The company states: “The majority (79%) of respondents indicated that their infrastructure and systems are able to scale to meet their increased data volume processing needs, which further highlights that the new problem with scale is focused on team capacity and less on technology capacity.”
Seventy-four percent of the 406 data professionals (i.e. data engineers, data scientists, data architects, and data analysts) that Ascend.io surveyed during the second quarter concluded that their organizations’ needs for data products are growing faster than their team sizes, Ascend.io says.
Among data engineers–who are principally charged with building the data pipelines that are required to move data from source systems to the systems used for advanced analytics and AI–81% stated the data needs were growing faster than HR can find warm bodies to build and maintain the pipelines.
“Everyone is still feeling the pain, and bottlenecks still persist in the data landscape,” Ascend.io wrote in its survey results, which can be found here. “More than ever, all roads lead to data engineering.”
Ascend.io, of course, develops software designed to help automate the creation and maintenance of data pipelines. The company’s offering introduces a declarative approach to data pipeline building, which enables engineers to focus on high-level data movement while the software handles the nitty-gritty details of instantiating the pipeline, filling it with data, performing periodic maintenance to optimize performance, and turning them off when they’re no longer needed.
“Data pipelines are fueling nearly every data-driven initiative across the business,” says Sean Knapp, who’s the CEO and founder of Ascend.io, in a press release. “However, as innovations at the infrastructure layer continue to enable processing of greater volumes and velocities of data, businesses face a new scaling challenge: how to enable their teams to achieve more, and faster.
“Our research shows that team sizes are not scaling at a fast enough rate to keep up with the needs of the business,” continues Knapp, who’s a 2021 Datanami Person to Watch. “Combined with our data that highlights almost every data professional today is already at capacity, this leaves little room for strategic work and innovation.”
The data pipeline building boom is in full swing, as organizations look to gather, move, and exploit this natural resource.

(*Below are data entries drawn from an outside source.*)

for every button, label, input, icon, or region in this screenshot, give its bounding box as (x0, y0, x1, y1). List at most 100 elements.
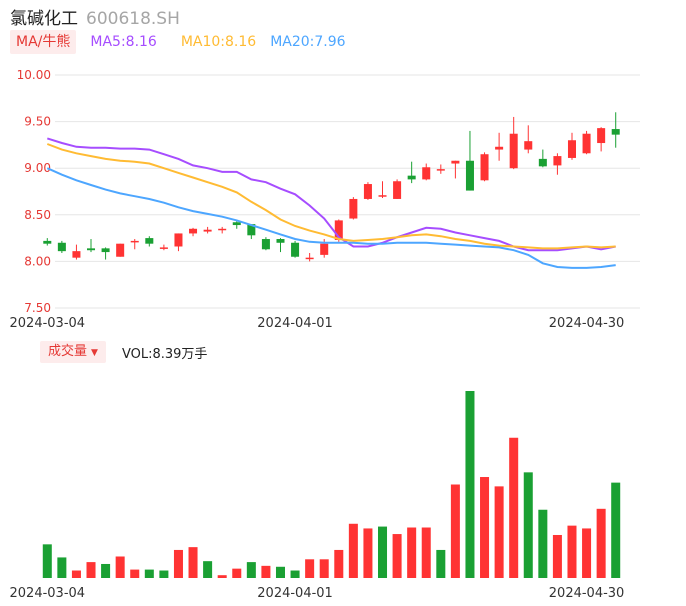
candle-body (261, 239, 270, 250)
volume-bar (334, 549, 344, 578)
volume-legend: 成交量 ▼ VOL:8.39万手 (40, 341, 207, 363)
volume-bar (480, 477, 490, 578)
candle-body (509, 133, 518, 169)
candle-body (334, 220, 343, 240)
volume-bar (275, 566, 285, 578)
ma10-line (46, 143, 616, 250)
candle-body (465, 160, 474, 191)
volume-bar (173, 549, 183, 578)
volume-date-label: 2024-04-01 (257, 586, 333, 601)
price-tick-label: 7.50 (24, 301, 51, 315)
volume-bar (261, 565, 271, 578)
volume-bar (188, 547, 198, 578)
candle-body (407, 175, 416, 180)
volume-tag-label: 成交量 (48, 344, 88, 359)
price-tick-label: 8.00 (24, 254, 51, 268)
volume-bar (203, 561, 213, 578)
volume-bar (421, 527, 431, 578)
volume-bar (436, 549, 446, 578)
candle-body (611, 129, 620, 135)
volume-bar (217, 575, 227, 578)
candle-body (232, 222, 241, 226)
volume-bar (407, 527, 417, 578)
ma20-label: MA20:7.96 (270, 34, 346, 50)
candle-body (567, 140, 576, 158)
volume-bar (465, 391, 475, 578)
candle-body (553, 156, 562, 166)
candle-body (597, 128, 606, 144)
volume-bar (552, 534, 562, 578)
candle-body (480, 154, 489, 181)
volume-bar (363, 528, 373, 578)
candle-body (524, 141, 533, 150)
volume-bar (130, 569, 140, 578)
stock-header: 氯碱化工 600618.SH (10, 4, 180, 29)
candle-body (582, 133, 591, 154)
candle-body (495, 146, 504, 150)
volume-bar (494, 486, 504, 578)
candle-body (116, 243, 125, 257)
volume-bar (567, 525, 577, 578)
candle-body (101, 248, 110, 253)
volume-bar (596, 508, 606, 578)
volume-bar (144, 569, 154, 578)
volume-bar (450, 484, 460, 578)
volume-indicator-dropdown[interactable]: 成交量 ▼ (40, 341, 106, 363)
volume-date-label: 2024-04-30 (549, 586, 625, 601)
candle-body (203, 229, 212, 232)
volume-bar (538, 509, 548, 578)
candle-body (305, 257, 314, 260)
volume-bar (42, 544, 52, 578)
volume-bar (509, 437, 519, 578)
volume-bar (290, 570, 300, 578)
candle-body (436, 169, 445, 171)
volume-value: VOL:8.39万手 (121, 346, 208, 362)
volume-bar (71, 570, 81, 578)
ma20-line (46, 167, 616, 269)
candle-body (538, 158, 547, 167)
volume-bar (57, 557, 67, 578)
candle-body (363, 184, 372, 199)
price-date-label: 2024-04-01 (257, 316, 333, 331)
candle-body (378, 195, 387, 197)
caret-down-icon: ▼ (91, 348, 98, 358)
price-tick-label: 10.00 (17, 68, 51, 82)
candle-body (276, 239, 285, 243)
volume-bar (159, 570, 169, 578)
candle-body (189, 228, 198, 234)
candle-body (159, 247, 168, 249)
candle-body (393, 181, 402, 199)
volume-bar (392, 534, 402, 578)
candle-body (247, 224, 256, 236)
candle-body (72, 251, 81, 258)
candle-body (145, 238, 154, 244)
candle-body (320, 243, 329, 255)
stock-code: 600618.SH (86, 9, 180, 29)
candle-body (174, 233, 183, 247)
price-date-label: 2024-04-30 (549, 316, 625, 331)
volume-bar (611, 482, 621, 578)
ma-legend: MA/牛熊 MA5:8.16 MA10:8.16 MA20:7.96 (10, 30, 346, 54)
candle-body (43, 240, 52, 244)
volume-bar (348, 523, 358, 578)
volume-bar (232, 568, 242, 578)
volume-bar (523, 472, 533, 578)
stock-name: 氯碱化工 (10, 9, 78, 29)
candle-body (422, 167, 431, 180)
volume-bar (305, 559, 315, 578)
volume-bar (582, 528, 592, 578)
volume-bar (115, 556, 125, 578)
price-tick-label: 8.50 (24, 208, 51, 222)
ma-indicator-tag[interactable]: MA/牛熊 (10, 30, 77, 54)
volume-date-label: 2024-03-04 (10, 586, 86, 601)
candle-body (218, 228, 227, 231)
candle-body (451, 160, 460, 164)
candle-body (291, 242, 300, 257)
candle-body (349, 198, 358, 219)
ma5-line (46, 137, 616, 252)
price-date-label: 2024-03-04 (10, 316, 86, 331)
volume-bar (319, 559, 329, 578)
candle-body (57, 242, 66, 252)
volume-bar (246, 562, 256, 578)
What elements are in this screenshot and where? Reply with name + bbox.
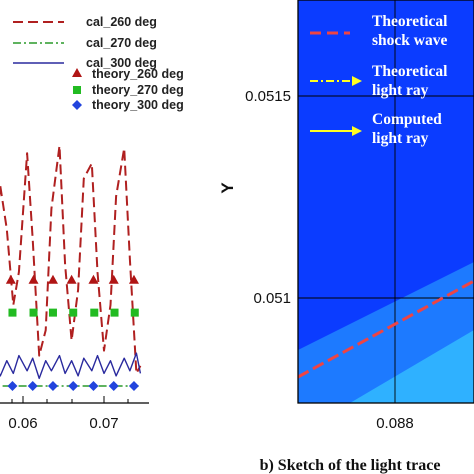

The survey found that 93% of respondents anticipate the number of data pipelines in their organization to increase between now and the end of the year. What’s more, 56% expect the number of data pipelines to increase by more than 50% by December 2021.
Every category of data professional is feeling pressure to up their game to alleviate the data backlog. For example, enterprise architects were 2.7 times more likely to indicate data architecture was the most backlogged, Ascend.io found. For data analysts, the number was 4.5x, while for data scientists, 5.1x. But data engineers took the cake, as the survey found they were a 7.1x more likely to identify data engineering as the reason for the delays in rolling out data-driven products and insights.
“Across the board, our research shows that data engineering has become a significant roadblock for many teams,” Knapp says. “Simply put, data engineers are overburdened with building and maintaining mission-critical yet fragile pipelines.”
The backlog in data engineering can lead to downstream delays, and potential confusion as users attempt to self-serve their own data, he continues. “As a result, each team becomes overwhelmed with their own workload – a dynamic that can quickly lead to organizational friction, if not properly addressed, as well as inhibit the ability to meet the data needs of the business,” he says.